In an editorial Saturday The New York Times writes that until the economy begins creating jobs (it lost another 216,000 last month) hopes for a recovery will remain little more than hope:
...the only good thing to say about the August jobs report is that it could have been worse. Employers shed another 216,000 jobs last month, a smaller loss than expected and the lowest monthly loss total in a year.
The losses would have been worse had it not been for federal stimulus spending — proof that the government is indeed helping to ease the downturn in its role as the spender of last resort.
Still, the damage to the work force caused by the recession is deep, wide and ongoing. The economy is now coming up short by 9.4 million jobs, including 6.9 million positions that employers have eliminated and 2.5 million jobs that were needed to absorb new workers but were never created.
And unemployment is on the rise, jumping from 9.4 percent in July to 9.7 percent in August. For several demographic groups, the unemployment rate is already in double digits, including men (10.1 percent), Hispanics (13 percent), African-Americans (15.1 percent) and teenagers (25.5 percent). In all, 14.9 million workers are now jobless, of which fully one-third have been out of work for more than six months, the highest level of long-term unemployment by far in any post World War II recession. There are now nearly six workers available for every job opening, up from 1.7 workers per opening when the recession began in December 2007.
Worse, hiring is not expected to rebound anytime soon, even if overall economic growth resumes this year. Employers are likely to fill any additional workloads by adding hours to truncated workweeks and ending worker furloughs. Wage gains, which are always repressed when jobs are scarce and unemployment is high, will be an even longer time coming as employers restore pay cuts put in place during the recession before giving raises.
Without job growth and pay raises, consumer spending will not revive substantially because alternative sources of spending power — home equity and credit cards — are largely tapped out. And without an upsurge in spending, businesses will not add workers, and so on, in a decidedly unvirtuous cycle.
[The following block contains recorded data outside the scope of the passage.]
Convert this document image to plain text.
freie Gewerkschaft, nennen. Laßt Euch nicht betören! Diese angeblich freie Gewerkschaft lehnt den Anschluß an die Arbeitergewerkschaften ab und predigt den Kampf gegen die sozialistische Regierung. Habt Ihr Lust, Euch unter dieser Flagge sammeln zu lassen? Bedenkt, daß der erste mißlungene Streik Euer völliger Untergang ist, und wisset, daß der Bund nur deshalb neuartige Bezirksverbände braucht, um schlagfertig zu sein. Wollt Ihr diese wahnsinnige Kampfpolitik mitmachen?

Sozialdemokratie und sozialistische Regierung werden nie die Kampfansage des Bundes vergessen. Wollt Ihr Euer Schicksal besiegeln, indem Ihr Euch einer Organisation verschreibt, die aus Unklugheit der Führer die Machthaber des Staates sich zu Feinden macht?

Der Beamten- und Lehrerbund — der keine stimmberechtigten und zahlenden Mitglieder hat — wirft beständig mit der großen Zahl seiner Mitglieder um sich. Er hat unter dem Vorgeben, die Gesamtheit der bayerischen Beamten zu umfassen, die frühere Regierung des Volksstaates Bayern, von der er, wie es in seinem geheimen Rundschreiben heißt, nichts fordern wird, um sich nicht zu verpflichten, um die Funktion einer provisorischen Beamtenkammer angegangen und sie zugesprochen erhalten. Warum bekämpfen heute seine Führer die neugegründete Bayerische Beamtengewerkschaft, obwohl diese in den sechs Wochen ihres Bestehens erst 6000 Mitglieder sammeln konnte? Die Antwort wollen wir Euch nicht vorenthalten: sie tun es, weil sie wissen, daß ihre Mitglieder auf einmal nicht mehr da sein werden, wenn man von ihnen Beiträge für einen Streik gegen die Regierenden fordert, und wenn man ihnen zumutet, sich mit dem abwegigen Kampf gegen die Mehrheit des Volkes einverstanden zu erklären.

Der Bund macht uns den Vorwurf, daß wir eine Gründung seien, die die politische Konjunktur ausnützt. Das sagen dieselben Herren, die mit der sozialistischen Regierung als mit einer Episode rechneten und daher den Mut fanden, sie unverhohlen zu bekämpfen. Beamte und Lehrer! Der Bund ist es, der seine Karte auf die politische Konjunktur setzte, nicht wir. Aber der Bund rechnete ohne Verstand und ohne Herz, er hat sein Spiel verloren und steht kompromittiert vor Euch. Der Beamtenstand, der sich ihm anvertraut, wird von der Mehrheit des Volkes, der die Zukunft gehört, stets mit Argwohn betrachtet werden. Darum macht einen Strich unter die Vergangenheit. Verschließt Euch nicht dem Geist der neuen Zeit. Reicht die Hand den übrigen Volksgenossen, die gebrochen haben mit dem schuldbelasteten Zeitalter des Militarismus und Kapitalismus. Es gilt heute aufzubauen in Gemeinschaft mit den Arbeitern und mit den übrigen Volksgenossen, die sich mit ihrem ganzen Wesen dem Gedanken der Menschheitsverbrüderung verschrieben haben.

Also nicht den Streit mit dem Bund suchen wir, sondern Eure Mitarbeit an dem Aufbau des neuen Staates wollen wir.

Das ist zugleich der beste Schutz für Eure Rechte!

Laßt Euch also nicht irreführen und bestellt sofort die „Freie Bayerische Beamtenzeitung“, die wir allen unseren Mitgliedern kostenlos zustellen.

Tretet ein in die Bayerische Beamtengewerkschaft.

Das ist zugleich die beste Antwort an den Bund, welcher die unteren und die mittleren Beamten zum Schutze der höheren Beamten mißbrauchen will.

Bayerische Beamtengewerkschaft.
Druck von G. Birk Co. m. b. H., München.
It has become commonplace to explain each dismal job report by saying that a resurgence in employment always lags general economic recovery. But with the job market severely wounded, and with consumer spending expected to be weak for a very long time, it could easily take until 2014 for employment to recover. It’s safe to say that five years or more of subpar job growth is not what most people have in mind when they think of a “lag.”
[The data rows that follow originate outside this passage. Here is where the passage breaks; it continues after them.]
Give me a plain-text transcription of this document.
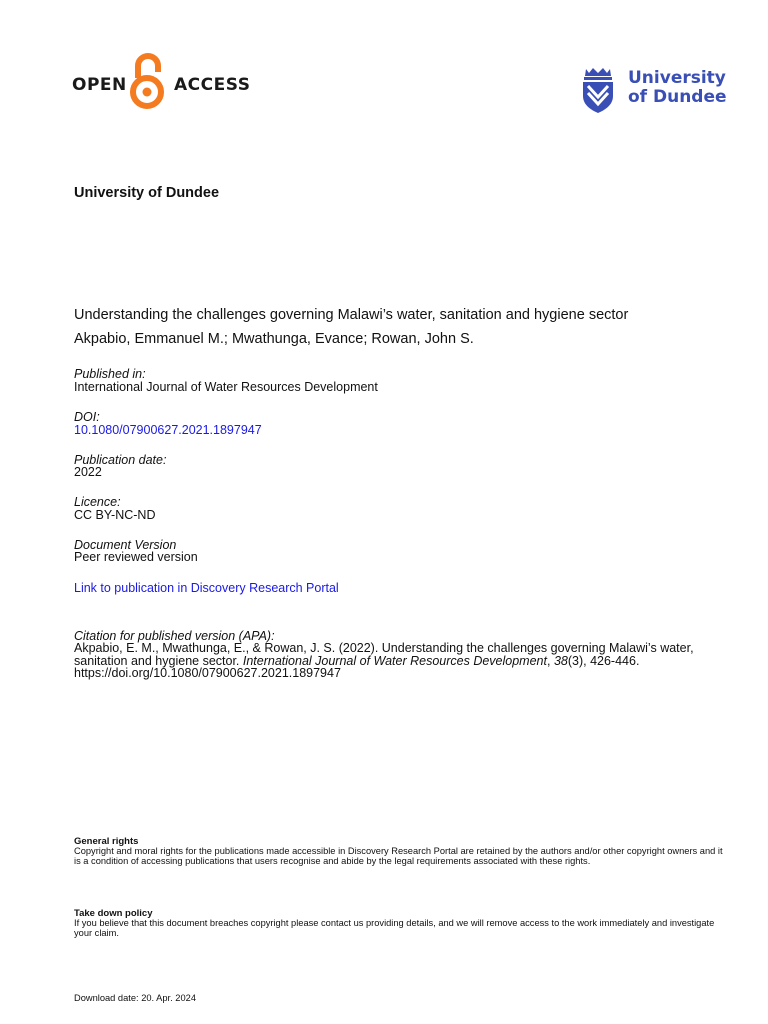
OPEN	ACCESS	University
of Dundee
University of Dundee
Understanding the challenges governing Malawi’s water, sanitation and hygiene sector
Akpabio, Emmanuel M.; Mwathunga, Evance; Rowan, John S.
Published in:
International Journal of Water Resources Development
DOI:
10.1080/07900627.2021.1897947
Publication date:
2022
Licence:
CC BY-NC-ND
Document Version
Peer reviewed version
Link to publication in Discovery Research Portal
Citation for published version (APA):
Akpabio, E. M., Mwathunga, E., & Rowan, J. S. (2022). Understanding the challenges governing Malawi’s water, sanitation and hygiene sector. International Journal of Water Resources Development, 38(3), 426-446.
https://doi.org/10.1080/07900627.2021.1897947
General rights
Copyright and moral rights for the publications made accessible in Discovery Research Portal are retained by the authors and/or other copyright owners and it is a condition of accessing publications that users recognise and abide by the legal requirements associated with these rights.
Take down policy
If you believe that this document breaches copyright please contact us providing details, and we will remove access to the work immediately and investigate your claim.
Download date: 20. Apr. 2024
The question, then, is how bad does it have to get before the Obama administration and Congress make job creation a priority.
Will administration officials and lawmakers fight for new laws to make it easier to form unions, which are especially important in elevating and protecting the jobs of low-income workers? How will professed support for green jobs be translated into a manufacturing policy that promotes good jobs? Will efforts to improve the educational system also include serious efforts to train and retrain people for new jobs?
Help is wanted for out of work Americans.